Although transplanting a tree is not ideal, it is often a plausible solution for a tree that is planted in a location not conducive to the growth and health of the tree. Situations that may warrant moving a tree including lack of space for a healthy root system or taking the tree with in a move.
To ensure the health and safety of the tree, follow these simple guidelines when transplanting:
1. Transplant the tree during spring or fall months, when the leaves have fallen but the soil is not yet frosted over. Transplanting a tree with its canopy expressed or during winter months puts your tree at risk of damage.
2. Tree transplant should be done earlier in the life of the tree when possible. Not only is it easier to transplant a young tree due to the size of the tree and its root system, it requires less after care and is more likely to thrive following transplantation.

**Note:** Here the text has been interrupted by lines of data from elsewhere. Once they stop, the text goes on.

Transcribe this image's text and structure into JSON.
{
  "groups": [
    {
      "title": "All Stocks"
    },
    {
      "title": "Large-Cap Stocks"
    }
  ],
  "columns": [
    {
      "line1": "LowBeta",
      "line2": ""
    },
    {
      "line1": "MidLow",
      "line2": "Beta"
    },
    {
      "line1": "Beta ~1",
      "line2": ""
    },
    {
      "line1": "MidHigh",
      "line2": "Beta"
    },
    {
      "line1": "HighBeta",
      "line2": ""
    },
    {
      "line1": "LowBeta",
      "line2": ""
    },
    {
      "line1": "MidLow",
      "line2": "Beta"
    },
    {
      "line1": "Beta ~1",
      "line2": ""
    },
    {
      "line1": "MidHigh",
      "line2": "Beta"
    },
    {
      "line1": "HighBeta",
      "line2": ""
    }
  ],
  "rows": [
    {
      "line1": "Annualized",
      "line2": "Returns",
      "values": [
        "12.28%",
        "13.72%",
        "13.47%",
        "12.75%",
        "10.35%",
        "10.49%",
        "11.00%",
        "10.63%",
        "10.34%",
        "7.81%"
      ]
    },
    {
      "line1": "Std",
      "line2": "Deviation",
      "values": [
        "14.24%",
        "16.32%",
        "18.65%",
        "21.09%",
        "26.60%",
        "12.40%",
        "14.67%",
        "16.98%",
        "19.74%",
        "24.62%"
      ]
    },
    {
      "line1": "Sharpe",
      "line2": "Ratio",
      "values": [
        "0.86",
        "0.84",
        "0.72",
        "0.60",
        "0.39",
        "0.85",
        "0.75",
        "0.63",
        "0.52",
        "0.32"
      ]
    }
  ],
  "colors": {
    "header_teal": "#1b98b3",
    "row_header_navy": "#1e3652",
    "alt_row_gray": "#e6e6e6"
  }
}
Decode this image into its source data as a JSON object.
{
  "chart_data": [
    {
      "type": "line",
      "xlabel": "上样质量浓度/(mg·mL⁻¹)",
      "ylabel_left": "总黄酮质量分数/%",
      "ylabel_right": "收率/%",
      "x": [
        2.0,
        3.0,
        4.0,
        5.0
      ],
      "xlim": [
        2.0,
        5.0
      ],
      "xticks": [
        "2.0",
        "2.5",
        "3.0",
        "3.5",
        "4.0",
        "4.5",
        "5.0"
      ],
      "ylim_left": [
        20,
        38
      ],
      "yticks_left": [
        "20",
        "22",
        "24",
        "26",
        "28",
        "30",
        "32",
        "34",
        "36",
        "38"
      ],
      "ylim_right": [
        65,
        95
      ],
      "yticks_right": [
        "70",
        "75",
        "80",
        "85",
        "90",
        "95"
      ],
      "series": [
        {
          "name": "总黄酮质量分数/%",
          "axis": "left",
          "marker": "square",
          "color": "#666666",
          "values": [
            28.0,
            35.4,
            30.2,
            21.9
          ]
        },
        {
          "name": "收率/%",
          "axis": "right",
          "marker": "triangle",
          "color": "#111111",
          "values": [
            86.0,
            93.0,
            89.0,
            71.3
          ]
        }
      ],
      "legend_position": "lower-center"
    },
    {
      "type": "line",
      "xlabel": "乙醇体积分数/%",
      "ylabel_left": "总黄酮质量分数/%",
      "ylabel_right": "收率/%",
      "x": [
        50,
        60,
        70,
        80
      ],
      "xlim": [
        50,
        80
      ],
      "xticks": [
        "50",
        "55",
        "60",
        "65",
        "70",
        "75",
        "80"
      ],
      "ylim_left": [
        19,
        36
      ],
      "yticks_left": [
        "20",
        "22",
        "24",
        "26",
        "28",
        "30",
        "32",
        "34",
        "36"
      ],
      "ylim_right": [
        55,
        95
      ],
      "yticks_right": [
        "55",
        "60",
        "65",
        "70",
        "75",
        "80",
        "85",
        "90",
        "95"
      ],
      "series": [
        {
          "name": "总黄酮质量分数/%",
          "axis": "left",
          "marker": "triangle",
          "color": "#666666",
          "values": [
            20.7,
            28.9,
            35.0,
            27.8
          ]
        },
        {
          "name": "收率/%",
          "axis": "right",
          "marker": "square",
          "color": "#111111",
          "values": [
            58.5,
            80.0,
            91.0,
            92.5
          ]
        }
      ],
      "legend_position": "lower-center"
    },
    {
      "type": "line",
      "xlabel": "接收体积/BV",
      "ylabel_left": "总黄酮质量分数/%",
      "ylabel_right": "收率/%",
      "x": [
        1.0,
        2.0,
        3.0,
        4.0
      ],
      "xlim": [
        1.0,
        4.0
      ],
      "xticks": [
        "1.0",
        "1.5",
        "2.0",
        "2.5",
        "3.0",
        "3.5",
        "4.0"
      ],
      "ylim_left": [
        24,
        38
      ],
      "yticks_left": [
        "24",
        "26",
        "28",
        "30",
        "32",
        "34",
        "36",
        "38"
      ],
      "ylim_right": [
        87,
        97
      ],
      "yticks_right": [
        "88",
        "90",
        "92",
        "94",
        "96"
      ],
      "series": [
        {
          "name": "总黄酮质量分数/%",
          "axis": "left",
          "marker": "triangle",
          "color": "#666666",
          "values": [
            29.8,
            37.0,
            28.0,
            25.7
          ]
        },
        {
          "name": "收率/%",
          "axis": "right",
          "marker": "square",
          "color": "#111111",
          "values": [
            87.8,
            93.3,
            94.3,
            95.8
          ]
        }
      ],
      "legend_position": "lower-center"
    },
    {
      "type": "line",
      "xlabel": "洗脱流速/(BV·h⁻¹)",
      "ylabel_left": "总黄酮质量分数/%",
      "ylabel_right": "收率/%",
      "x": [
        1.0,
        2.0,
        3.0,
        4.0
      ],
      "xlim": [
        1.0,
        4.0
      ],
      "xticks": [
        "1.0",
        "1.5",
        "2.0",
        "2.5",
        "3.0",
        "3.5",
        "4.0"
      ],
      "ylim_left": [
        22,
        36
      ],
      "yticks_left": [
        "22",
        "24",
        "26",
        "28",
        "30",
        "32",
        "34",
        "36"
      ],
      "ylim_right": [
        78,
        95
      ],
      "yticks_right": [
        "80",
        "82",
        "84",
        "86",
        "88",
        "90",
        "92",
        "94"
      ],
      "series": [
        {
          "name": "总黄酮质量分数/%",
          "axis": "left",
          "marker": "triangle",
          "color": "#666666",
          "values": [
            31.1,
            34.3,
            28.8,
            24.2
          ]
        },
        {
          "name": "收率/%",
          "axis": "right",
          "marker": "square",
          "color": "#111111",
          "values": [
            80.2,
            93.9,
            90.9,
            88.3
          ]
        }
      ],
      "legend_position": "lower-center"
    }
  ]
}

3. Do your research. Make sure you know how much sunlight, space, and moisture your tree needs before choosing a new location. Ensure the new location provides the ideal conditions for your tree. It’s also important to find out whether the type of tree you want to transplant typically survives the change, as some trees are much more adaptable than others.
4. Know when not to transplant. Trees that are in poor enough condition to warrant total removal should not be transplanted, and trees being relocated to climates that are not suited for the specific tree should not be transplanted.
5. Follow the right protocol when transplanting your tree. You can do this by planning ahead for the project and ensuring you have the right equipment and people in place to complete the project, well-hydrate the tree in the weeks before transplantation, move the tree carefully to protect roots and branches, and hydrate immediately following transplantation.